Sumber: thehackernews. com
Perkembangan ini menjadi salah satu sorotan penting dalam perkembangan alat dan strategi keamanan siber. Microsoft telah menemukan ekstensi Chrome berbahaya yang menyamar sebagai mesin pencari AI Kebingungan dan secara diam-diam mencatat apa yang dicari orang.
Microsoft telah menemukan ekstensi Chrome berbahaya yang menyamar sebagai mesin pencari AI Kebingungan dan secara diam-diam mencatat apa yang dicari orang. Ini mengarahkan setiap permintaan dan setiap karakter yang diketik ke bilah alamat melalui server yang dikendalikan penyerang sebelum mengarahkan pengguna ke hasil nyata.
Setelah dipasang, ekstensi tersebut menetapkan dirinya sebagai mesin pencari default browser. Saat Anda mencari, kueri pertama-tama mengarah ke perplexity-ai[.]online, tempat server penyerang mencatatnya dengan header browser, alamat IP, dan agen pengguna Anda.
Bilah alamat memperburuk keadaan. Ekstensi ini juga mengarahkan saran penelusuran langsung browser (sugesti_url) ke domain penyerang yang sama. Jadi masukan Anda masuk ke server penyerang sebelum Anda menekan Enter. Bukan hanya pencarian yang selesai, tetapi setiap karakter saat Anda mengetiknya.
Chrome mengizinkan penggantian penyedia penelusuran, dan ekstensi yang sah menggunakannya. Menulis ulang dan mengarahkan lalu lintas Anda adalah bagian yang tidak ada gunanya di kotak pencarian. Yang ini meminta izin keluarga declarativeNetRequest untuk melakukan hal itu, lalu mengirimkan kode sisi server yang mencatat setiap permintaan. Microsoft menyatakan bahwa bukti pengumpulan tersebut disengaja, bukan efek samping dari pengalihan.
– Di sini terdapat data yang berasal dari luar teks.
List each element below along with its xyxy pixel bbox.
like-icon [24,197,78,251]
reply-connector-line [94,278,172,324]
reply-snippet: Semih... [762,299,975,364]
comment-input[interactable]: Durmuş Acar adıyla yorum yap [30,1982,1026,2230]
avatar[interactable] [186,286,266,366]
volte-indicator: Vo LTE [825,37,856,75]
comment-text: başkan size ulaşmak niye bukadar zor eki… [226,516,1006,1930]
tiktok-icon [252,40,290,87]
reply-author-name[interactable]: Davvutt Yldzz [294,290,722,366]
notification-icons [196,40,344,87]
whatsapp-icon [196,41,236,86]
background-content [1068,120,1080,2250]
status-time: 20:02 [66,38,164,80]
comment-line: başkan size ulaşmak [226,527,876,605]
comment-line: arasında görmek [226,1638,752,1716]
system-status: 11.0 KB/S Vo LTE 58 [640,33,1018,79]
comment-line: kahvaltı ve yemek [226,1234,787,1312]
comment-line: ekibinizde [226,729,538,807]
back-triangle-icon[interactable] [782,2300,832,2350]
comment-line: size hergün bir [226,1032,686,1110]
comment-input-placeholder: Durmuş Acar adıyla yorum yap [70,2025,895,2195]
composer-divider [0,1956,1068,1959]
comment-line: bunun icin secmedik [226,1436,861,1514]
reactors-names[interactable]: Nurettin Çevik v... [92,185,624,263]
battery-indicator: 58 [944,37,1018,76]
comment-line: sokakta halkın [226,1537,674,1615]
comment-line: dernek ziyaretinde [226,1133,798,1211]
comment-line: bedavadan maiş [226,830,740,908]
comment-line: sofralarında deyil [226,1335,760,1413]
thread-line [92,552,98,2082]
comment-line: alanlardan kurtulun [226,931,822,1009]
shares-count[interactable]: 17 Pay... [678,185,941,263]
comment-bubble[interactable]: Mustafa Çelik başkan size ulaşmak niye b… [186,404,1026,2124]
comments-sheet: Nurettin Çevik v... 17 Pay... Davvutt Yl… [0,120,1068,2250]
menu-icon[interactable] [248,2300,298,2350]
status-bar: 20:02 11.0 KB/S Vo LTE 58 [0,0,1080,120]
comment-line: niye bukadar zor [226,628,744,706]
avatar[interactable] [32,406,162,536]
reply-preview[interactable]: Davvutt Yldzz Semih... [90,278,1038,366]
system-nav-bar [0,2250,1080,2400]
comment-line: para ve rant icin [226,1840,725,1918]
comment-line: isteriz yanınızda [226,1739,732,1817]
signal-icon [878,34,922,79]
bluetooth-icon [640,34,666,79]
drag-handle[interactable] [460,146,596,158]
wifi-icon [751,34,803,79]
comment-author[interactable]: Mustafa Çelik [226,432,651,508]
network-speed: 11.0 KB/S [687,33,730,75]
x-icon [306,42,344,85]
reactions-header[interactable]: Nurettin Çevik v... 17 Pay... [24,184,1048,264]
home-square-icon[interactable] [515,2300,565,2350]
Hal ini sesuai dengan serangkaian ekstensi berbahaya yang bersembunyi di balik branding AI. Beberapa menukar mesin pencari default untuk menangkap apa yang Anda ketik. Lainnya membajak penyedia pencarian atau membaca sekilas obrolan ChatGPT dan DeepSeek. Penelitian Microsoft sendiri menghubungkan gelombang chat-skimming dengan sekitar 900.000 instalasi di lebih dari 20.000 jaringan perusahaan.
Belum ada yang disebutkan sebagai operatornya, dan Microsoft tidak mengatakan berapa banyak orang yang menginstalnya sebelum penghapusan tersebut. Pencitraan merek AI sudah terpasang. Penggantian pencarian melakukan pengumpulan.
Secara keseluruhan, perkembangan ini memberi gambaran tentang arah terbaru di perkembangan alat dan strategi keamanan siber dan alasan mengapa topik ini tetap relevan untuk terus dipantau.